Now that you’ve learned about some of the many benefits of having a LinkedIn profile, here are the six most important items you should update your profile with. 

 

1. A professional profile photo. It is imperative to have a great headshot. LinkedIn has conducted a ton of research where they track subjects’ eye-movements when they visit profiles. The research shows that the first thing that people look at is the profile picture. In addition, LinkedIn research shows that a page with a profile picture is seven times as likely to be viewed as a page without one. It is best to have a photo which conveys you as friendly, professional and approachable. This is your first chance to guide visitors’ perception of you as they begin to form an opinion of who you are. 

 

 

2. A creative headline. The second place visitors look is the LinkedIn member’s headline. Your LinkedIn headline is critical as it’s the only customizable personal information people will see of you in listings, group discussions and feeds.
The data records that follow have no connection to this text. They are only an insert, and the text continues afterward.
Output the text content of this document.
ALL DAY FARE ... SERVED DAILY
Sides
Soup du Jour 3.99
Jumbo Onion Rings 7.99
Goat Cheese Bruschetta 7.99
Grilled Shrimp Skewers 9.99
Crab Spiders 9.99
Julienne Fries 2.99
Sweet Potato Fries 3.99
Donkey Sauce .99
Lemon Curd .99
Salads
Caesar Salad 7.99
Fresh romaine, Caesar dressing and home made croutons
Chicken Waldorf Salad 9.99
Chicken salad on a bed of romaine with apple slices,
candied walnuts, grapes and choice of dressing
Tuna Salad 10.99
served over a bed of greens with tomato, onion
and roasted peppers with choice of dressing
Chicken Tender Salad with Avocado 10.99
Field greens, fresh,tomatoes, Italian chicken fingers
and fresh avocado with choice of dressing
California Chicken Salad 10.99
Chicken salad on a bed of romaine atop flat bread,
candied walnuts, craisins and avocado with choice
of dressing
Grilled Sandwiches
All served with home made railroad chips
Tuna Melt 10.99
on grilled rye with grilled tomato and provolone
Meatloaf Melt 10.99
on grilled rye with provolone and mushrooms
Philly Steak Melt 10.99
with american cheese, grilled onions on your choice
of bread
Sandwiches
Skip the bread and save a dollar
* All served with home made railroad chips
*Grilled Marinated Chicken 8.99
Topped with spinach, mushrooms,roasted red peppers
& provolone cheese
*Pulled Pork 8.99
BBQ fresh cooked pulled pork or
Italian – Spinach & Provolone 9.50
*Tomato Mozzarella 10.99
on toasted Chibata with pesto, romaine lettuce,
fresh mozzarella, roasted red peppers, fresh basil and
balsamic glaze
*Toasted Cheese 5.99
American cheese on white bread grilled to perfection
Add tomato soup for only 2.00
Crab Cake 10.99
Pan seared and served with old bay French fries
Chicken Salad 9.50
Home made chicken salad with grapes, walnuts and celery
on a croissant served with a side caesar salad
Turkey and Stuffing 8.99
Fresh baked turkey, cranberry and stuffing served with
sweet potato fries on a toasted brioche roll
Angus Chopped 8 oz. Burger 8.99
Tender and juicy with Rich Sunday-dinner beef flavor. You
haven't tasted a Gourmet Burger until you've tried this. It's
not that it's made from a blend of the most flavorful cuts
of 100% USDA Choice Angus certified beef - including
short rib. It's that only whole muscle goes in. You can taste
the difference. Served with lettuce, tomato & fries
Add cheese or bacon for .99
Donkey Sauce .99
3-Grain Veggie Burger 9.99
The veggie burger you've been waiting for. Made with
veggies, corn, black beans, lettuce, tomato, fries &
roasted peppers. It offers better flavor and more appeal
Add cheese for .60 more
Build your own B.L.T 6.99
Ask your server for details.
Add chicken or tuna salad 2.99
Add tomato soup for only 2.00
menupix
By default, LinkedIn pulls in your current (or most recent) job title. But you can edit your header to showcase what makes you unique. Don’t feel limited by your job title – highlight how you help people and what is relevant to your target audience. If visitors want to learn your title, they’ll look at your experience. 

 

Brian

 

3. Your summary. Your bio is the opportunity to provide a quick overview of who you are, what you do and what you are looking for. The bulk of your summary should focus on what you can do for others. The majority of people won’t take the time to scroll through to other sections of your profile. It’s appropriate to include activities you are involved with outside of work. If it’s written well, your summary should encourage the reader to want to learn more about you and connect with you. You can add video, pictures and documents to support your summary. 

 

Summary Example

 

4. Hobbies and Interests. This section is a window into how you spend your time outside of work. These are the things you are passionate about. We know that successful people are usually well-rounded and enjoy spending their time in a variety of different ways. The hobbies and interests section allows you to create additional opportunities for prospects and contacts to connect with you as a human. 

 

5. Projects. Anyone can state that they are a successful project manager or best-in-class sales person. However, it’s a more compelling story when you showcase your expertise and demonstrate that “the proof is in the pudding.” You can list multiple projects here. 

 

6. Rich media. Two years ago LinkedIn started supporting uploads of documents and presentations to your summary and experience sections. The phrase “a picture is worth a thousand words” is definitely true on LinkedIn. Videos and images allow you to showcase your company and your achievements. 

 

 

 

There is no doubt that it takes time to update your profile, but it is well worth the investment! You never know how many opportunities you have potentially missed out on, all because your LinkedIn profile didn’t show the visitor how you could help them.